LAUSR

OBJECTIVE One of the most pronounced phenomena of spinal cord injury (SCI) pathology is various changes caused by oxidative stress due to secondary damage. In recent years, it has been understood that valproic acid (VPA) has neuroprotective properties other than its clinical effect. The aim of this study is to investigate whether there is a change in antioxidant activity and trace the element level due to SCI-induced secondary damage, and to examine whether VPA has an effect on this change. MATERIALS AND METHODS Experimentally, spinal damage was induced in a total of sixteen rats by compressing the infrarenal and iliac bifurcation parts of the aorta for 45 minutes and these rats were equally divided into SCI (control) and SCI + VPA groups. The treatment group was injected with VPA (300 mg/kg) intraperitoneally once following SCI. In addition, the motor neurological functions of both groups after SCI were evaluated with the Basso, Beattie, and Bresnahan (BBB) locomotor rating scale and Rivlin's angle of incline test.

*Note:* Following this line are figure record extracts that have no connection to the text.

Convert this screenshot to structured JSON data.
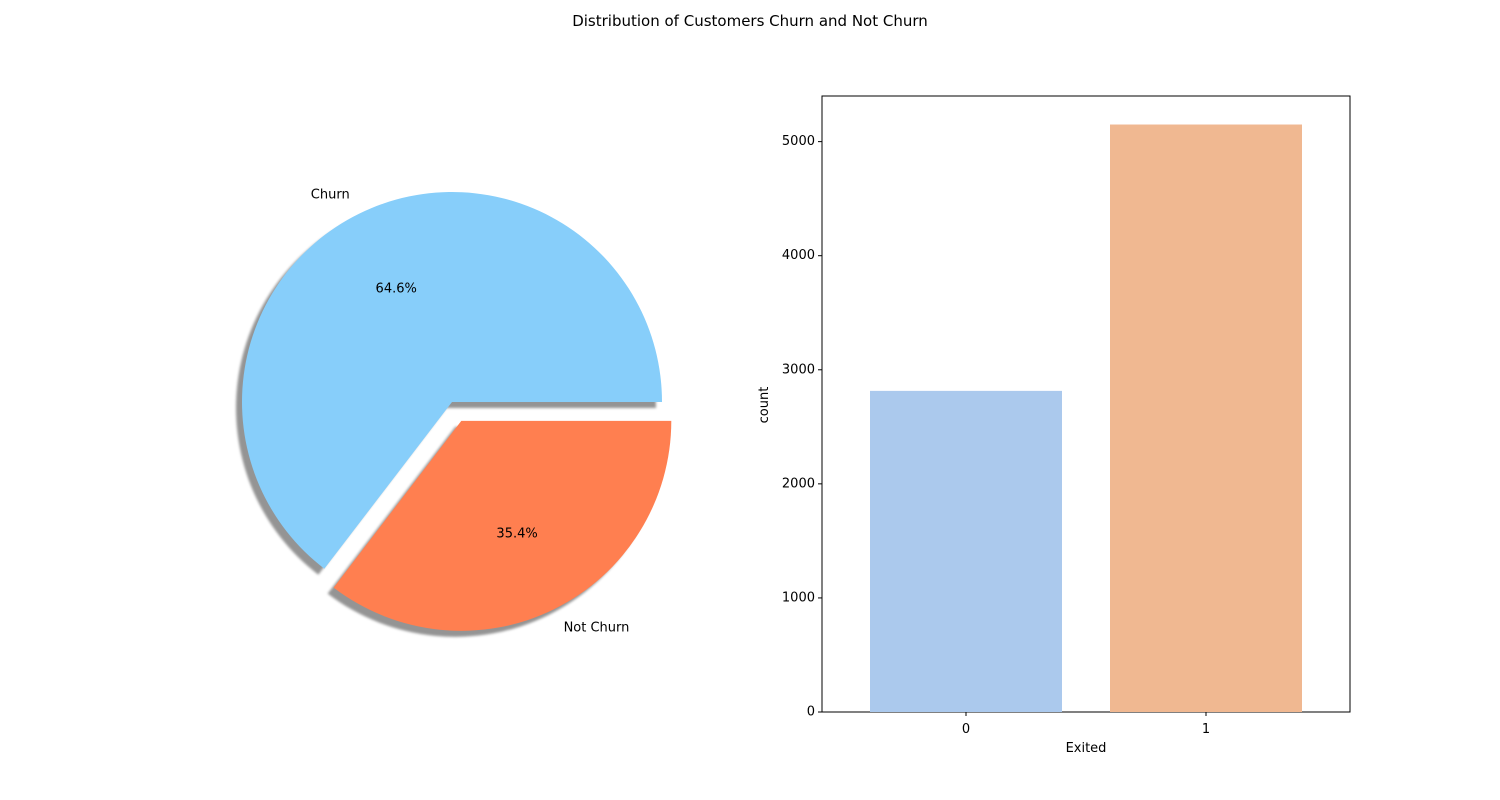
{
  "figure": {
    "title": "Distribution of Customers Churn and Not Churn"
  },
  "chart_data": [
    {
      "type": "pie",
      "labels": [
        "Churn",
        "Not Churn"
      ],
      "values": [
        64.6,
        35.4
      ],
      "autopct_labels": [
        "64.6%",
        "35.4%"
      ],
      "explode": [
        0,
        0.1
      ],
      "shadow": true,
      "colors": [
        "#87CEFA",
        "#FF7F50"
      ]
    },
    {
      "type": "bar",
      "categories": [
        "0",
        "1"
      ],
      "values": [
        2815,
        5150
      ],
      "xlabel": "Exited",
      "ylabel": "count",
      "ylim": [
        0,
        5400
      ],
      "yticks": [
        0,
        1000,
        2000,
        3000,
        4000,
        5000
      ],
      "colors": [
        "#abc9ed",
        "#f0b891"
      ],
      "grid": false
    }
  ]
}
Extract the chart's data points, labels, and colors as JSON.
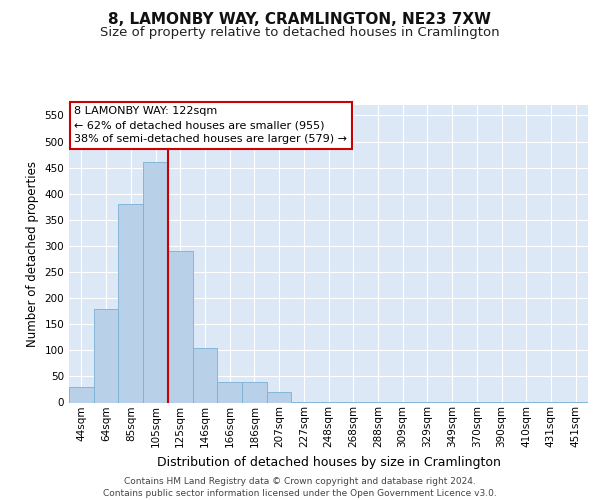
{
  "title": "8, LAMONBY WAY, CRAMLINGTON, NE23 7XW",
  "subtitle": "Size of property relative to detached houses in Cramlington",
  "xlabel": "Distribution of detached houses by size in Cramlington",
  "ylabel": "Number of detached properties",
  "categories": [
    "44sqm",
    "64sqm",
    "85sqm",
    "105sqm",
    "125sqm",
    "146sqm",
    "166sqm",
    "186sqm",
    "207sqm",
    "227sqm",
    "248sqm",
    "268sqm",
    "288sqm",
    "309sqm",
    "329sqm",
    "349sqm",
    "370sqm",
    "390sqm",
    "410sqm",
    "431sqm",
    "451sqm"
  ],
  "values": [
    30,
    180,
    380,
    460,
    290,
    105,
    40,
    40,
    20,
    1,
    1,
    1,
    1,
    1,
    1,
    1,
    1,
    1,
    1,
    1,
    1
  ],
  "bar_color": "#b8d0e8",
  "bar_edge_color": "#7aafd4",
  "marker_index": 4,
  "marker_line_color": "#cc0000",
  "annotation_text": "8 LAMONBY WAY: 122sqm\n← 62% of detached houses are smaller (955)\n38% of semi-detached houses are larger (579) →",
  "annotation_box_facecolor": "#ffffff",
  "annotation_box_edgecolor": "#cc0000",
  "ylim": [
    0,
    570
  ],
  "yticks": [
    0,
    50,
    100,
    150,
    200,
    250,
    300,
    350,
    400,
    450,
    500,
    550
  ],
  "plot_bg_color": "#dce8f5",
  "fig_bg_color": "#ffffff",
  "footer_text": "Contains HM Land Registry data © Crown copyright and database right 2024.\nContains public sector information licensed under the Open Government Licence v3.0.",
  "title_fontsize": 11,
  "subtitle_fontsize": 9.5,
  "xlabel_fontsize": 9,
  "ylabel_fontsize": 8.5,
  "tick_fontsize": 7.5,
  "annotation_fontsize": 8,
  "footer_fontsize": 6.5
}
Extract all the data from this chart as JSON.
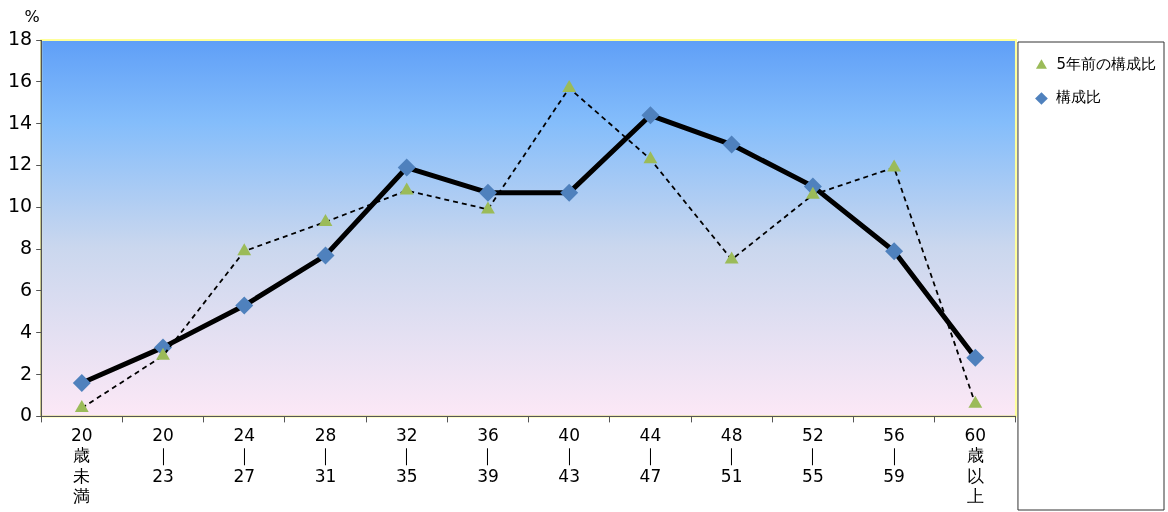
{
  "chart_data": {
    "type": "line",
    "ylabel": "%",
    "categories": [
      "20歳未満",
      "20｜23",
      "24｜27",
      "28｜31",
      "32｜35",
      "36｜39",
      "40｜43",
      "44｜47",
      "48｜51",
      "52｜55",
      "56｜59",
      "60歳以上"
    ],
    "series": [
      {
        "name": "構成比",
        "color": "#000000",
        "colors": [
          "#4f81bd",
          "#4f81bd",
          "#4f81bd",
          "#4f81bd",
          "#4f81bd",
          "#4f81bd",
          "#4f81bd",
          "#4f81bd",
          "#4f81bd",
          "#4f81bd",
          "#4f81bd",
          "#4f81bd"
        ],
        "marker": "diamond",
        "line_style": "solid",
        "values": [
          1.6,
          3.3,
          5.3,
          7.7,
          11.9,
          10.7,
          10.7,
          14.4,
          13.0,
          11.0,
          7.9,
          2.8
        ]
      },
      {
        "name": "5年前の構成比",
        "color": "#000000",
        "colors": [
          "#9bbb59",
          "#9bbb59",
          "#9bbb59",
          "#9bbb59",
          "#9bbb59",
          "#9bbb59",
          "#9bbb59",
          "#9bbb59",
          "#9bbb59",
          "#9bbb59",
          "#9bbb59",
          "#9bbb59"
        ],
        "marker": "triangle",
        "line_style": "dashed",
        "values": [
          0.4,
          2.9,
          7.9,
          9.3,
          10.8,
          9.9,
          15.7,
          12.3,
          7.5,
          10.6,
          11.9,
          0.6
        ]
      }
    ],
    "ylim": [
      0,
      18
    ],
    "yticks": [
      0,
      2,
      4,
      6,
      8,
      10,
      12,
      14,
      16,
      18
    ],
    "grid": false,
    "legend": "top right"
  }
}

The spinal cord tissues of both groups were homogenized and the supernatants were separated for biochemical analysis. RESULTS The results showed that SCI significantly reduced catalase (CAT), glutathione peroxidase (GPx), total antioxidant status (TAS), magnesium (Mg), zinc (Zn) and selenium (Se) levels and increased total oxidative status (TOS), oxidative stress indices (OSI), chromium (Cr), iron (Fe), and copper (Cu) in damaged spinal cord tissue. In particular, the administration of VPA prior to the significant increase in the effect of SCI-secondary damage turned these negative findings into positive. CONCLUSIONS Our findings show that the spinal cord tissue damaged during SCI is protected against oxidative damage thanks to the neuroprotective property of VPA. Furthermore, it is an important finding that this neuroprotective mechanism contributes to the maintenance of the level of essential elements and antioxidant activity against SCI-induced secondary damage.